Adam, terminando de cheirar o pincel, falou: - Que tal Suze Manda?
- Isso não rima - observou Cee Cee. - Além disso, a implicação é que o diretório estudantil é uma ditadura, coisa que obviamente não é.
Arrisquei um olhar para Jesse, só para ver como estava reagindo a tudo isso. Mas ele não parecia estar prestando muita atenção. Estava olhando as rosas de Paul.
Meu Deus, pensei. Quando eu voltar a escola, vou matar aquele cara.
- Que tal "Quem sabe vota em Suze"? - falei, esperando apressar Cee Cee e Adam para ter alguma privacidade com meu futuro namorado de novo.
Ajoelhada perto do papelão, Cee Cee inclinou a cabeça para mim, e o sol entrando pelas janelas viradas para o oeste fizeram seu cabelo branco-louro parecer de um amarelo brilhante.

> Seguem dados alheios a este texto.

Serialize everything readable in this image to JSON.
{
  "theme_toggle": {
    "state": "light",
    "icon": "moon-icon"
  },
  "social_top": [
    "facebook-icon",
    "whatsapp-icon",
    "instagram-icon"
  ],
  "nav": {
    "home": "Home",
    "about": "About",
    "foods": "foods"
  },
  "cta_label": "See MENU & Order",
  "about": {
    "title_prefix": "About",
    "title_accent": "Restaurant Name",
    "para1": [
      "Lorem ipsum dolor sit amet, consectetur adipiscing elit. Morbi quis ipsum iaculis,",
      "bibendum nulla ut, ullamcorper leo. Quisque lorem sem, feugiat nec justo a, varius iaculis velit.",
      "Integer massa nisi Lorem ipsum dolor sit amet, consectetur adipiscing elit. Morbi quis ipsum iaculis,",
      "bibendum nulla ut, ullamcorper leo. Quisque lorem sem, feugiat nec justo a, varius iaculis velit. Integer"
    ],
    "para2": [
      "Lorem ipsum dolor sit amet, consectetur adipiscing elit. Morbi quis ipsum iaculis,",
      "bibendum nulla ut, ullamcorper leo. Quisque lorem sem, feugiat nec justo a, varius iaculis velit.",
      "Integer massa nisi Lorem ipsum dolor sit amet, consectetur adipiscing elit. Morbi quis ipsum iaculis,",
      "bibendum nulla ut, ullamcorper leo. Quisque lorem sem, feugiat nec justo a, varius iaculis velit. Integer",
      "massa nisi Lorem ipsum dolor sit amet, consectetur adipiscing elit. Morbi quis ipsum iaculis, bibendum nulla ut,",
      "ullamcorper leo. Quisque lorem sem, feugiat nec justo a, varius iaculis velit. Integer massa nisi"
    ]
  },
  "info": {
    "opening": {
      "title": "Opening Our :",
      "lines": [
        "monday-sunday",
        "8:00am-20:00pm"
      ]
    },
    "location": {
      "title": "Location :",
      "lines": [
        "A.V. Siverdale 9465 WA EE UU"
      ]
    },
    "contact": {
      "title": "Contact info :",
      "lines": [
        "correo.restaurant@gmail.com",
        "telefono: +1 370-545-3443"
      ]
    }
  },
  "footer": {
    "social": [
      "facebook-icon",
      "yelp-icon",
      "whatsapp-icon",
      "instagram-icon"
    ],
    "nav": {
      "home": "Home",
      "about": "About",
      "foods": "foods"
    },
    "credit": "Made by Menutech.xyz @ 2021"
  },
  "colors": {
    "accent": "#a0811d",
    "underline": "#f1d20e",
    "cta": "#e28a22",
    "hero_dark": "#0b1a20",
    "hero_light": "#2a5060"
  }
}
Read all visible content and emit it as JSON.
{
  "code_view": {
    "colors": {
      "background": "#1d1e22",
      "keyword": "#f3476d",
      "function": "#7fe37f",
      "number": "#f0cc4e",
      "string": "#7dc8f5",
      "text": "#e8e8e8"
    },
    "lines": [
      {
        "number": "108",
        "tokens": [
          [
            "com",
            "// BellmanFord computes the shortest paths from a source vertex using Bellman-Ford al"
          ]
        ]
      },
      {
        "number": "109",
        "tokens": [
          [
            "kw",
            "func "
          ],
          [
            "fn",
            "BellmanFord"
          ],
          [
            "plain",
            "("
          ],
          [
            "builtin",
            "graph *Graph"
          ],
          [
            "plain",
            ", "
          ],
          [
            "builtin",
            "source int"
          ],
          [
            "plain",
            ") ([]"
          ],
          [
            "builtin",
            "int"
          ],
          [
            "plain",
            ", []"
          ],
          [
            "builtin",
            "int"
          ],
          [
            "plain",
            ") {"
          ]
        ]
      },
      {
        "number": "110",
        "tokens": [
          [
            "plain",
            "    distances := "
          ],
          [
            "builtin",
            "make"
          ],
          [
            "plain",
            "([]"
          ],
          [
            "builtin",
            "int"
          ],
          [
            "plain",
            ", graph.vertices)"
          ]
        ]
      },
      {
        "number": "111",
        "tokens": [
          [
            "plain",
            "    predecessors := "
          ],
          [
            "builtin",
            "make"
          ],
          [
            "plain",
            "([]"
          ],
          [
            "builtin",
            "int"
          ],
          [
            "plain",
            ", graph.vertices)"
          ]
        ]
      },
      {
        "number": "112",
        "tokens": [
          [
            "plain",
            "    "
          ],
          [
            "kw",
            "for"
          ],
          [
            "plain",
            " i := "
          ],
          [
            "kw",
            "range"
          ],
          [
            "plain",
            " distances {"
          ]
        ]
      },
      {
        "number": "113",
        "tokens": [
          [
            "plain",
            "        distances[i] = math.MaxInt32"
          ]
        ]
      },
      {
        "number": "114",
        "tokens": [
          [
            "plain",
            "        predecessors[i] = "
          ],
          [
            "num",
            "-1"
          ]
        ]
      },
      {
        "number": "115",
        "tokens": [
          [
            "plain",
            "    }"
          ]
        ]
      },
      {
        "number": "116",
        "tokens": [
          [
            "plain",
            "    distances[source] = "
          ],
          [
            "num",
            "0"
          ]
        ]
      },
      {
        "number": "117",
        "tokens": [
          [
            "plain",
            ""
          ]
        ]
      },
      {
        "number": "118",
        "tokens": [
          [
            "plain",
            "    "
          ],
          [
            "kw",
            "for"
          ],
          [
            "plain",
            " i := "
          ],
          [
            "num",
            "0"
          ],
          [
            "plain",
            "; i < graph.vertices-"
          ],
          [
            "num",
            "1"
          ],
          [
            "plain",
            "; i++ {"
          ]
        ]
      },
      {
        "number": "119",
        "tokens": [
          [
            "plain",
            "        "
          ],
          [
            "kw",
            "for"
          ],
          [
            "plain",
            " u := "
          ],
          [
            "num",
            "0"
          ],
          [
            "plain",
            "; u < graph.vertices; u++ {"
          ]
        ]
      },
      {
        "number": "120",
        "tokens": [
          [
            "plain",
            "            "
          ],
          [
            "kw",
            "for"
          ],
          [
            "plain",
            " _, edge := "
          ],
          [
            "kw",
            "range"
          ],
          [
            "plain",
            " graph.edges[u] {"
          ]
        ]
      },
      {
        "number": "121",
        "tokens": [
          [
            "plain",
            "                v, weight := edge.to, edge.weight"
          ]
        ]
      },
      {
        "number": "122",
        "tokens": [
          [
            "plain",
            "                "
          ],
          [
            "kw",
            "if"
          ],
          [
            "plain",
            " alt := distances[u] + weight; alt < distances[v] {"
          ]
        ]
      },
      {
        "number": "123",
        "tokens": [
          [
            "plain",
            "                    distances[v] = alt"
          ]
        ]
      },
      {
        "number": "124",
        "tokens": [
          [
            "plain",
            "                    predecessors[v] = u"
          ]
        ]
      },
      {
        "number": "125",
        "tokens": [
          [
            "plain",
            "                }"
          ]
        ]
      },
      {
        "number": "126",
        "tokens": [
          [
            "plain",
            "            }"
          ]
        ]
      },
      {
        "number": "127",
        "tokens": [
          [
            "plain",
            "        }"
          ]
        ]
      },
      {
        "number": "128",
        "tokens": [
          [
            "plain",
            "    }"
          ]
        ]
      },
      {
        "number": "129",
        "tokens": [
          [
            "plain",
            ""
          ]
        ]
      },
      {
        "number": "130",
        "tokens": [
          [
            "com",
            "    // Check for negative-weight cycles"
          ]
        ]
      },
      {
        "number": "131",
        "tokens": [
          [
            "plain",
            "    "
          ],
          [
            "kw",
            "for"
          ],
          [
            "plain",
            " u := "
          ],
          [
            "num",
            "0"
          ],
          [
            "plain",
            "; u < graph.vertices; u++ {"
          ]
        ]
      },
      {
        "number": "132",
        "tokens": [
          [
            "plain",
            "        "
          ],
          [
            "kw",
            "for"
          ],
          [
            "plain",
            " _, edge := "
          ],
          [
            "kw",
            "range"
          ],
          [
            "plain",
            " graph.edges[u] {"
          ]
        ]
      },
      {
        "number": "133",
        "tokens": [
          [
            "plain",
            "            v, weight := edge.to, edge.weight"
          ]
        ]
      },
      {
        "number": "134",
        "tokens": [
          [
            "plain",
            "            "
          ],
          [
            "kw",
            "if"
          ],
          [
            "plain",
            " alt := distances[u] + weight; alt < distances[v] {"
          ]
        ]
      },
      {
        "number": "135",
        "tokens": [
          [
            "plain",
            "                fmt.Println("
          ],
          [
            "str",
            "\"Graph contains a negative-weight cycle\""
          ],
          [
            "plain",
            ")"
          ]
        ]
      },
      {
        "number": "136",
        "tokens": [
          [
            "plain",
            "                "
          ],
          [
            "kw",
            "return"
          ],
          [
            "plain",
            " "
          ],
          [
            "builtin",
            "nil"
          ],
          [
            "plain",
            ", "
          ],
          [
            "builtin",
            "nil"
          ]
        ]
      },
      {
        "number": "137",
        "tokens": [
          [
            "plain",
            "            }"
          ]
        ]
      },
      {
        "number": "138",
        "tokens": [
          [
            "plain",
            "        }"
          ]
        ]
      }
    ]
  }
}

- Quem sabe vota em Suze - repetiu ela devagar. - É. Eu gosto disso. Muito bem, garota.
E em seguida se curvou para começar a escrever o slogan nos pedaços de papelão espalhados no piso do meu quarto. Estava claro que nem ela nem Adam iriam sair tão cedo.
Olhei de novo na direção de Jesse, esperando sinalizar, o mais sutilmente que pudesse, para dizer como lamentava a interrupção.
Mas vi que, para minha perplexidade, Jesse tinha desaparecido.
Não era o máximo, esse cara? Puxa, a gente finalmente o põe numa posição em que parece estar pronto para fazer a grande confissão - fosse ela qual fosse - e então bam. Ele desaparece na cara da gente.
É ainda pior quando o sujeito por acaso esta morto. Porque eu nem podia mandar rastrear a placa do seu carro nem nada.
Não que eu o culpasse por ir embora, acho. Quero dizer, provavelmente eu não ia querer ficar num quarto - que agora cheirava distintamente a pincel atômico - com umas pessoas que não me viam.
Mesmo assim não pude deixar de me perguntar para onde ele tinha ido. Esperava que fosse para ir atrás de Neil Jankowe me impedir de ter mais um fantasma - Craig, o irmão de Neil - com quem lidar. E quando ele voltasse...
Só quando olhei as rosas de Paul de novo me ocorreu a parte real mente horrível daquilo tudo. E não era a questão de quando Jesse voltaria. Na verdade era se. Porque, claro, se você pensasse bem, por que o cara voltaria?
Falei a Cee Cee e Adam que eu não estava chorando.
Disse que meus olhos estavam lacrimejando por causa de tanto pincel atômico. E eles pareceram acreditar.
Uma pena que a única pessoa que eu não parecia capaz de enganar era eu mesma.